Stage 4: data extraction
A data extraction template will be developed by the research team—in the form of a Microsoft Office Excel spreadsheet. Table 2 presents the general overview of the data collection table. Each section of the data extraction will be related to a specific research question with assigned codes for further analysis (where appropriate). Depending on the number and type of included studies, a separate extraction table will be developed for empirical studies and other types of publications. The process will be iterative, with data from the first five studies extracted independently by two researchers (the authors of this protocol) and then compared. If needed, the data extraction instrument will be adjusted (piloting of the extraction sheet). Subsequently, data from a random sample of 10% of the studies will be extracted and compared independently by the same two researchers. Any discrepancies will be further discussed to ensure consistency. If the agreement between the two researchers is sufficiently high (at least 80% raw agreement), data of the remaining studies will be extracted by one researcher. If the agreement is below 80%, the process will be repeated until the threshold of 80% will be reached.

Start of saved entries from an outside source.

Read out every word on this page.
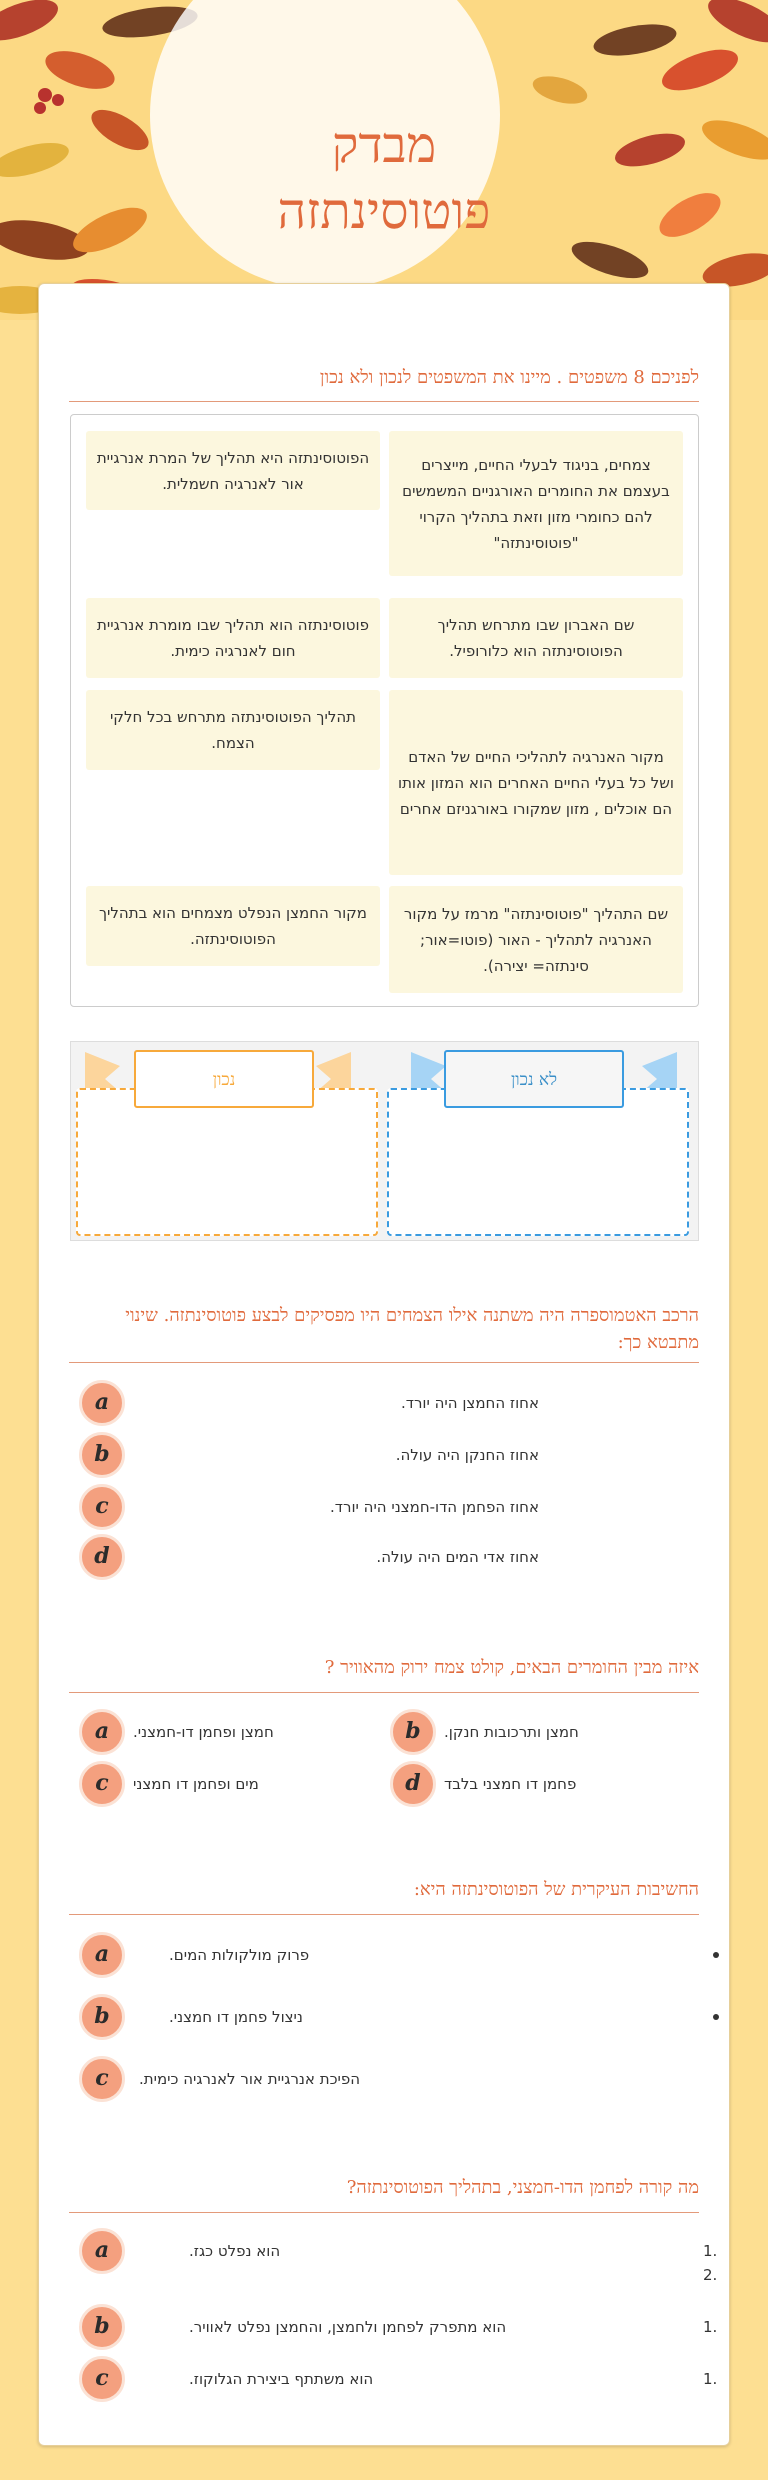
מבדק
פוטוסינתזה
לפניכם 8 משפטים . מיינו את המשפטים לנכון ולא נכון
צמחים, בניגוד לבעלי החיים, מייצרים בעצמם את החומרים האורגניים המשמשים להם כחומרי מזון וזאת בתהליך הקרוי "פוטוסינתזה"
הפוטוסינתזה היא תהליך של המרת אנרגיית אור לאנרגיה חשמלית.
שם האברון שבו מתרחש תהליך הפוטוסינתזה הוא כלורופיל.
פוטוסינתזה הוא תהליך שבו מומרת אנרגיית חום לאנרגיה כימית.
מקור האנרגיה לתהליכי החיים של האדם ושל כל בעלי החיים האחרים הוא המזון אותו הם אוכלים , מזון שמקורו באורגניזם אחרים
תהליך הפוטוסינתזה מתרחש בכל חלקי הצמח.
שם התהליך "פוטוסינתזה" מרמז על מקור האנרגיה לתהליך - האור (פוטו=אור; סינתזה= יצירה).
מקור החמצן הנפלט מצמחים הוא בתהליך הפוטוסינתזה.
לא נכון
נכון
הרכב האטמוספרה היה משתנה אילו הצמחים היו מפסיקים לבצע פוטוסינתזה. שינוי מתבטא כך:
a	אחוז החמצן היה יורד.
b	אחוז החנקן היה עולה.
c	אחוז הפחמן הדו-חמצני היה יורד.
d	אחוז אדי המים היה עולה.
איזה מבין החומרים הבאים, קולט צמח ירוק מהאוויר ?
b	חמצן ותרכובות חנקן.
a	חמצן ופחמן דו-חמצני.
d	פחמן דו חמצני בלבד
c	מים ופחמן דו חמצני
החשיבות העיקרית של הפוטוסינתזה היא:
a	פרוק מולקולות המים.
b	ניצול פחמן דו חמצני.
c	הפיכת אנרגיית אור לאנרגיה כימית.
מה קורה לפחמן הדו-חמצני, בתהליך הפוטוסינתזה?
a	הוא נפלט כגז.	1.
2.
b	הוא מתפרק לפחמן ולחמצן, והחמצן נפלט לאוויר.	1.
c	הוא משתתף ביצירת הגלוקוז.	1.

Stage 5: collating, summarising and reporting the results
Both quantitative and qualitative (thematic analysis) methods will be used for data analysis. Table 2 presents examples of the coding themes. In the case of the included publication research design, a standard category will be used for empirical studies (quantitative, qualitative, mix). Similarly, for the financial performance measures, the standard ratio analysis divides the indicators into four main categories: profitability, liquidity, debt management and asset management.24 Also, composite measures8 category will be used if needed. Regarding the main focus of the included publications, an inductive thematic analysis will be used. We anticipate that some of the categories for the publications content may be related to: (1) measuring and/or comparing hospitals financial performance; (2) factors influencing hospital financial performance; (3) association between hospital financial performance and other hospital level outcomes and (4) other (eg, the effectiveness of government-led policies aimed to improve hospitals financial performance). During the analysis, the research team will discuss and revise the coding template as necessary. Since we aim to synthesise and describe the coverage of the evidence, we will not assess the studies’ quality.20
Stage 6: the consultation process and engagement of knowledge users
The consultation process can help provide additional insights, tailor and refine the preliminary results based on stakeholder needs.25 The preliminary review findings will be shared with relevant stakeholders (policy-makers and hospital managers, eg, during relevant national or international conferences, workshops) to provide better understanding and improve validity of the results. These can help define most relevant study implications and support the process of knowledge transfer into practice.
Patient and public involvement
In the design, writing or editing of this scoping review protocol neither patients nor the general public were involved.